"I know I do not wish to be forgotten," he replied simply. "I know I take pleasure in the thought that long after I am forgotten there will be a tongue in my monument to cry out to every passing stranger, 'Here lies the body of a true soldier.' It is a great thing to be brave!"
"Is, then, this monument to be erected in honour of bravery, or of yourself?"
"There is no difference," said the veteran bluntly. "Bravery is myself."
"It is bravery," he continued, in husky tones, and with, a mist gathering in his eyes that made him wink as though he were trying to see through the smoke of battle—"it is bravery that I see most clearly in the character of God. What would become of us if He were a coward? I serve Him as my brave Commander; and though I am stationed far from Him and may be faint and sorely wounded, I know that He is somewhere on the battle-field, and that I shall see Him at last, approaching me as He moves up and down among the ranks."
"But you say that your country does not notice you—that you have no friends; do you, then, feel no resentment?"
"None, none," he answered quickly, though his head dropped on his bosom.
"And you wish to be remembered by a world that is willing to forget you?"
He lifted his head proudly. "There are many true men in the world," he said, "and it has much to think of. I owe it all I can give, all I can bequeath; and I can bequeath it nothing but the memory of a true man."
One day, not long after this, there came into the workshop of Nicholas a venerable man of the gravest, sweetest, and most scholarly aspect, who spoke not a word until he had led Nicholas to the front window and pointed a trembling finger at a distant church spire.
"You see yon spire?" he said. "It almost pierces the clouds. In the church beneath I have preached to men and women for nearly fifty years.

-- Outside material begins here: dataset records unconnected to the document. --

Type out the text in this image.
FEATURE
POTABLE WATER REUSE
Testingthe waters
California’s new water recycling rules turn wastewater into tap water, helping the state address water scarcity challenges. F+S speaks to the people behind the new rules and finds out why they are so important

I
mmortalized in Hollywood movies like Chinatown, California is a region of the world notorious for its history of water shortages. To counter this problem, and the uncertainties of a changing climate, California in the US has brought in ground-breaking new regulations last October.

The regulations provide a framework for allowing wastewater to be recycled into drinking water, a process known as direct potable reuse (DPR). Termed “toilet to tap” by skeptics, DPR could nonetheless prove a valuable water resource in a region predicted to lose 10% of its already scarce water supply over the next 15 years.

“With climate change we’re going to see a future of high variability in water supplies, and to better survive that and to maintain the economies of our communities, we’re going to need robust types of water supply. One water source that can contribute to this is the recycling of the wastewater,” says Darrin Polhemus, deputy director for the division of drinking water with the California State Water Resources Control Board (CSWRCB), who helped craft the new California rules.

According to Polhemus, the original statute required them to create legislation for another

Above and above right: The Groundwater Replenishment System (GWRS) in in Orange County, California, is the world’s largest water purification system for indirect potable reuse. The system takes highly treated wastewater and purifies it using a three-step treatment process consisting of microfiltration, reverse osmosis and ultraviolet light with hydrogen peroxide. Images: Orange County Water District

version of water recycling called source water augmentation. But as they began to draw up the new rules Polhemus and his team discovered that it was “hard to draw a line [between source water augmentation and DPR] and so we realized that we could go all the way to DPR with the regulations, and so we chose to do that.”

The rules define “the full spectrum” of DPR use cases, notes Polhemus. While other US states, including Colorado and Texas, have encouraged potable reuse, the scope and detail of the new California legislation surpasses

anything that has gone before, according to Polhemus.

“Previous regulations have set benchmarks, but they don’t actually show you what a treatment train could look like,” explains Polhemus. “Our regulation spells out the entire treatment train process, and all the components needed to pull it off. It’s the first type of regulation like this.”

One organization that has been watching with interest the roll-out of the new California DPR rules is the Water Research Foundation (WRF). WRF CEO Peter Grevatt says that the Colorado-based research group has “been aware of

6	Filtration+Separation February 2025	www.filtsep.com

Many that I have christened at the font I have married at the altar; many of these I have sprinkled with dust. What have I not done for them in sorrow and want! How have I not toiled to set them in the way of purer pleasures and to anchor their tempest-tossed hopes! And yet how soon they will forget me! Already many say I am too old to preach. Too old! I preach better than I ever did in my life. Yet it may be my lot to wander down into the deep valley, an idle shepherd with an idle crook. I have just come from the writing of my next sermon, in which I exhort my people to strive that their names be not written on earthly monuments or human hearts, but in the Book of Life. It is my sublimest theme. If I am ever eloquent, if I am ever persuasive, if I ever for one moment draw aside to spiritual eyes the veil that discloses the calm, enrapturing vistas of eternity, it is when I measure my finite strength against this mighty task. But why? Because they are the sermons of my own aspiration. I preach them to my own soul. Face to face with that naked soul I pen those sermons—pen them when all are asleep save the sleepless Eye that is upon me. Even in the light of that Eye do I recoil from the thought of being forgotten. How clearly I foresee it! Ashes to ashes, dust to dust! Where then will be my doctrines, my prayers, my sermons?"